İşçilerden Rıdvan Biçer, şu açıklamayı yaptı:
*Burada, Türk-İş ve Hak-İş’e davette bulunmak ve tüm personel kardeşlerimizin sıkıntılarını lisana getirmek için toplandık. Son yıllarda yaşanan enflasyon sonucunda fiyatlarımızın alım gücündeki düşüş hepimizi derinden etkilemektedir.
*Günümüzde hükümetten ve patronlardan bağımsız çalışmadığı ortada olan TÜİK’in açıkladığı enflasyon datalarının gerçeği yansıtmadığını görmekteyiz.
*Yine araştırmalar göstermiştir ki son yıllarda yurt içi hasılada emeğin hissesi süratle düşerken sermayenin hissesi durmaksızın artmaktadır ve ne yazık ki sendikalarımız duruma sessiz kalmaktadır.
*Kendileri emekçiden aldıkları aidatlarla lüks bir hayat sürerlerken personellere yoksulluğu reva görmektedirler. Türk-İş’in yüzde 45 artırım talebiyle masaya oturması, bunun açık göstergesidir. Hükümetin artırım teklifinin ise ciddiye alınacak bir tarafı yoktur.
*Bu artırım teklifi karşısında aksiyona geçmeyen sendikalar, daha neyi beklemektedir, daha neyin pazarlığını yapmaktadır?
“TEK SIKINTISI KOLTUĞU OLAN SARI SENDİKA İSTEMİYORUZ”

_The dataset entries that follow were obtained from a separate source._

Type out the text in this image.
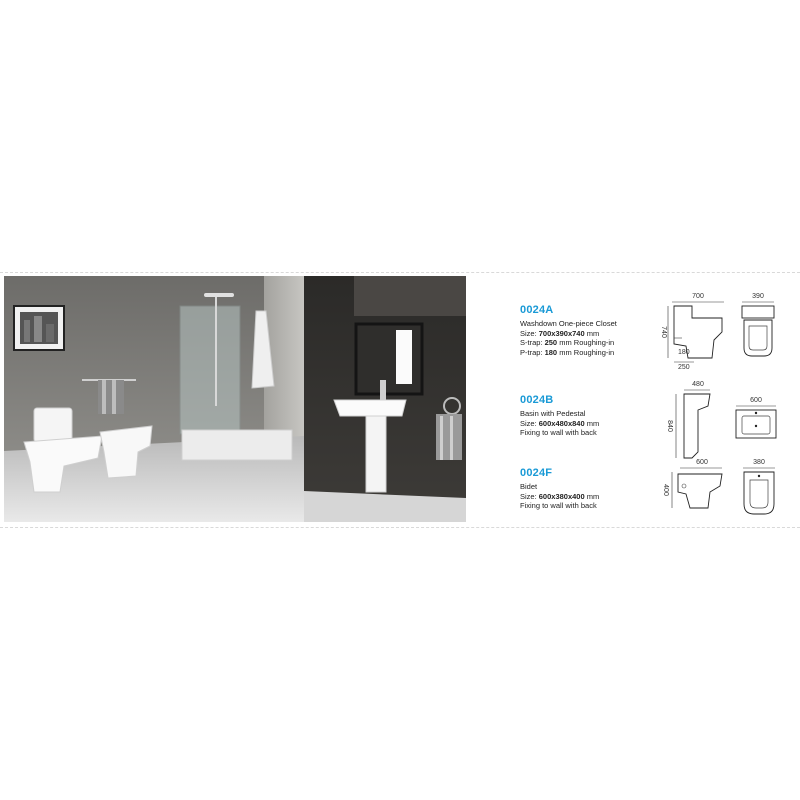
0024A
Washdown One-piece Closet
Size: 700x390x740 mm
S-trap: 250 mm Roughing-in
P-trap: 180 mm Roughing-in
0024B
Basin with Pedestal
Size: 600x480x840 mm
Fixing to wall with back
0024F
Bidet
Size: 600x380x400 mm
Fixing to wall with back
700
740
180
250
390
480
840
600
600
400
380
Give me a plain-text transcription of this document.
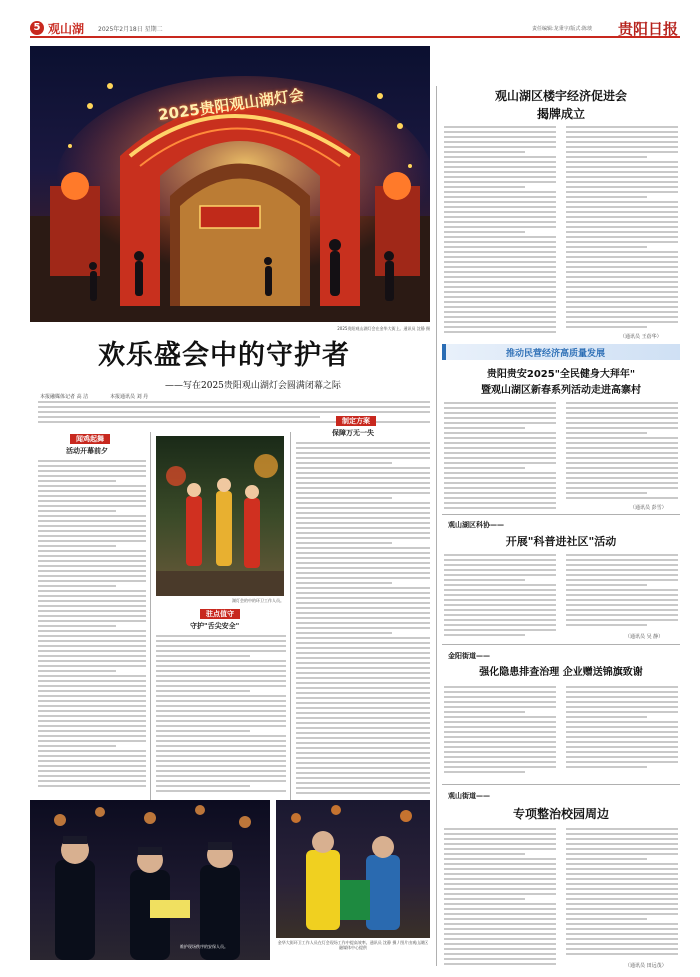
5 观山湖 2025年2月18日 星期二	责任编辑:龙秉宇/版式:陈琰 贵阳日报
2025贵阳观山湖灯会
2025贵阳观山湖灯会在金华大街上。通讯员 沈静 摄
欢乐盛会中的守护者
——写在2025贵阳观山湖灯会圆满闭幕之际
本报融媒体记者 高 洁	本报通讯员 刘 丹
闻鸡起舞
活动开幕前夕
湖灯会的中的环卫工作人员。
驻点值守
守护"舌尖安全"
制定方案
保障万无一失
维护现场秩序的安保人员。
金华大街环卫工作人员在灯会现场工作中提高效率。通讯员 沈静 摄 / 图片由观山湖区融媒体中心提供
观山湖区楼宇经济促进会
揭牌成立
（通讯员 王蓓华）
推动民营经济高质量发展
贵阳贵安2025"全民健身大拜年"
暨观山湖区新春系列活动走进高寨村
（通讯员 彭雪）
观山湖区科协——
开展"科普进社区"活动
（通讯员 吴 静）
金阳街道——
强化隐患排查治理 企业赠送锦旗致谢
观山街道——
专项整治校园周边
（通讯员 田远茂）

*Evet, biz emekçiler geçim külfeti çekiyoruz ve bizi bu yoksulluğa mahkum edenler, halkı yoksullukta eşitlemek isteyenler bilsinler ki biz bu duruma asla razı olmayacağız. Ayrıyeten şunu da hatırlatmak isteriz ki sendikaların emekçinin görüşünü almadan patronun memuru üzere çalışarak artırım oranlarını belirlemesi, emekçilerin sendikasına olan itimadını yok etmektedir.
*Bizler, özelleştirmelere sessiz kalan, sınıf sendikacılığını bırakıp uzlaşı sendikacılığına soyunan, kendi sınıfına yabancılaşmış ve tek kederi koltuğu olan sarı sendika istemiyoruz. Bugün emekçiyi yoksulluğa mahkum eden nedenlerden biri de adaletsiz vergi sistemidir.
*Bugün emekçi, her 3 saat çalışmasının bir saatini SGK ve gelir vergisi kesintileri için yapmaktadır. Ayrıyeten fabrikasında çalışan bir emekçi, daha yılın yarısına gelmeden yüzde 27’lik vergi dilimine girmekte ve maaşı erimektedir.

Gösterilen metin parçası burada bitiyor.